Summarizing the disease based on its drivers allows us to see the overall expression of
the disease. It also shows the package’s efficacy in combining models, producing 25% of models
as combined models with copy number and methylation. By selecting only for relevant parts of
the model, the model also inherently selects for the relevant genes, allowing the code to
maximize the number of irrelevant genes and permitting the user to focus on the genes that have
statistical relevance to the cancer.
5 CONCLUSIONS AND FUTURE WORK
Overall, the linear model package is a simple yet effective way to model gene expression
in cancer. It allows us to come to striking conclusions by analyzing data available on TCGA in
real time. The package provides a comprehensive view of genes with a strong correlation to other
specific factors, which allows users to find and continue research on unexplored genes that are
found using this tool. Mechanisms related to these undiscovered genes with high correlation to
copy number, methylation, or both factors can be explored to study the reason for specific
cancers and to ultimately invert the mechanism and do a better job treating cancer.
16
Simple and comprehensive as the linear model is, it has its faults. For example,
exponential, logarithmic, polynomial, and otherwise nonlinear relationships between gene
expression and copy number alterations or methylation data can go unnoticed. In the future, these
complex relationships can be added to find more genes that have strong correlations to cancer.
We intend to add 3D modeling to gene-by-gene graphs to visualize the linear fit as a
plane equation spanning in the areas of copy number and methylation.

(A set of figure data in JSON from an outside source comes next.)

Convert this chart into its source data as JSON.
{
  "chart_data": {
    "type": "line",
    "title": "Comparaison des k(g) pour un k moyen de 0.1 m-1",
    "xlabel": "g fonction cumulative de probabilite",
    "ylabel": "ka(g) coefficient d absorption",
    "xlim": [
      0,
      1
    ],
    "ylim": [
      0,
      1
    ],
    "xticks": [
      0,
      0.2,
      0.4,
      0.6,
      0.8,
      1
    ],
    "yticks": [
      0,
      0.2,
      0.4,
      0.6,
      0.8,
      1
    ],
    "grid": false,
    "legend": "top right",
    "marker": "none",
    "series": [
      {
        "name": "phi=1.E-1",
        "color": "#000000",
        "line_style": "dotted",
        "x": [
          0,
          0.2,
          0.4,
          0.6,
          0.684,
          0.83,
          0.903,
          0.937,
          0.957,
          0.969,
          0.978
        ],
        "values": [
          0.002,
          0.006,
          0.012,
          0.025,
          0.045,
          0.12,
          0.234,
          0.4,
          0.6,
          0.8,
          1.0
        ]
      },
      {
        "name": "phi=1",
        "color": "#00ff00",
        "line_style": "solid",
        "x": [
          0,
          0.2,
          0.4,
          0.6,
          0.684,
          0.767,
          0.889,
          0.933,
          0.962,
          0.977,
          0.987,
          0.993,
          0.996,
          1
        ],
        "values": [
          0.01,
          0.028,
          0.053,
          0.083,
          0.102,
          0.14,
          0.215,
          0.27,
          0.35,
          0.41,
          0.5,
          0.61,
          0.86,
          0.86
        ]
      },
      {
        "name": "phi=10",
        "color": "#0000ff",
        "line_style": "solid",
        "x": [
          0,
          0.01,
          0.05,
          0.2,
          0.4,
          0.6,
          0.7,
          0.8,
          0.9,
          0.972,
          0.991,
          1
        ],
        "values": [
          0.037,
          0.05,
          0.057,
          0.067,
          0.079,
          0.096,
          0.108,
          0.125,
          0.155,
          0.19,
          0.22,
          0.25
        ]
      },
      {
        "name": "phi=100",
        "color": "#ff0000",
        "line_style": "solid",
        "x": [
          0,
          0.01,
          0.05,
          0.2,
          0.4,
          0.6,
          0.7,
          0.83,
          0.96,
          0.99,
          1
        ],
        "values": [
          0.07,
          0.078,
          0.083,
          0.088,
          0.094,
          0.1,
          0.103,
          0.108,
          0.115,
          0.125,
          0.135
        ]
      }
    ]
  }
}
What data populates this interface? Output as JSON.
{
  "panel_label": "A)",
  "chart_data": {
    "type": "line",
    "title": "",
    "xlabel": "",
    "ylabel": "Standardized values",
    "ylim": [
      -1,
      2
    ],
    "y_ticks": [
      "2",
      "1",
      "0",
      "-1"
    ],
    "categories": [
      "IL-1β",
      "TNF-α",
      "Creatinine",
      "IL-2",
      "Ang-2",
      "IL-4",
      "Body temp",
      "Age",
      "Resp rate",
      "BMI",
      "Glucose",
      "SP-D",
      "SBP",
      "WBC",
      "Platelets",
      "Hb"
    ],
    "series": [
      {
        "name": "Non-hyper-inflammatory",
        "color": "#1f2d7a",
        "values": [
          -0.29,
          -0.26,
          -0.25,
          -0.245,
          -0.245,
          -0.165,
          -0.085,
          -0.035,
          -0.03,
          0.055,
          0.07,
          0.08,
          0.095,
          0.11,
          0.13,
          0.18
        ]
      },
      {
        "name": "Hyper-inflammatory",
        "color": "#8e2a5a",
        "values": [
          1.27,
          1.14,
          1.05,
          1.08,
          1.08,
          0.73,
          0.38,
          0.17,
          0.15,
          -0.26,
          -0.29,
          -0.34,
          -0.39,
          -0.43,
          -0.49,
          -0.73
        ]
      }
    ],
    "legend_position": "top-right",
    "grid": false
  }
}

More predictors to
analyze gene expression such as miRNA may be included in the model in the future to give more
factors to gene expression and make the model more accurate.13
These more complex higher-
dimensional models allow more places for strong statistical correlations between gene expression
and its predictors, and allow multiple statistically significant predictors to work together in
synergy.
Creating the software package from scratch was a great way to explore the field of
bioinformatics. By providing data analysis tools, I learned more about the biological and
statistical concepts of this field. My lab provided the introduction and the framework necessary
for my understanding on how to create this product, and through this background, I built a
powerful product that can service the bioinformatics field.
In summation, we modeled gene expression as a linear model using copy number and
methylation, and the result is a fast, elegant, and comprehensive way to find important
oncogenes and analyze their behavior and impact on any given cancer.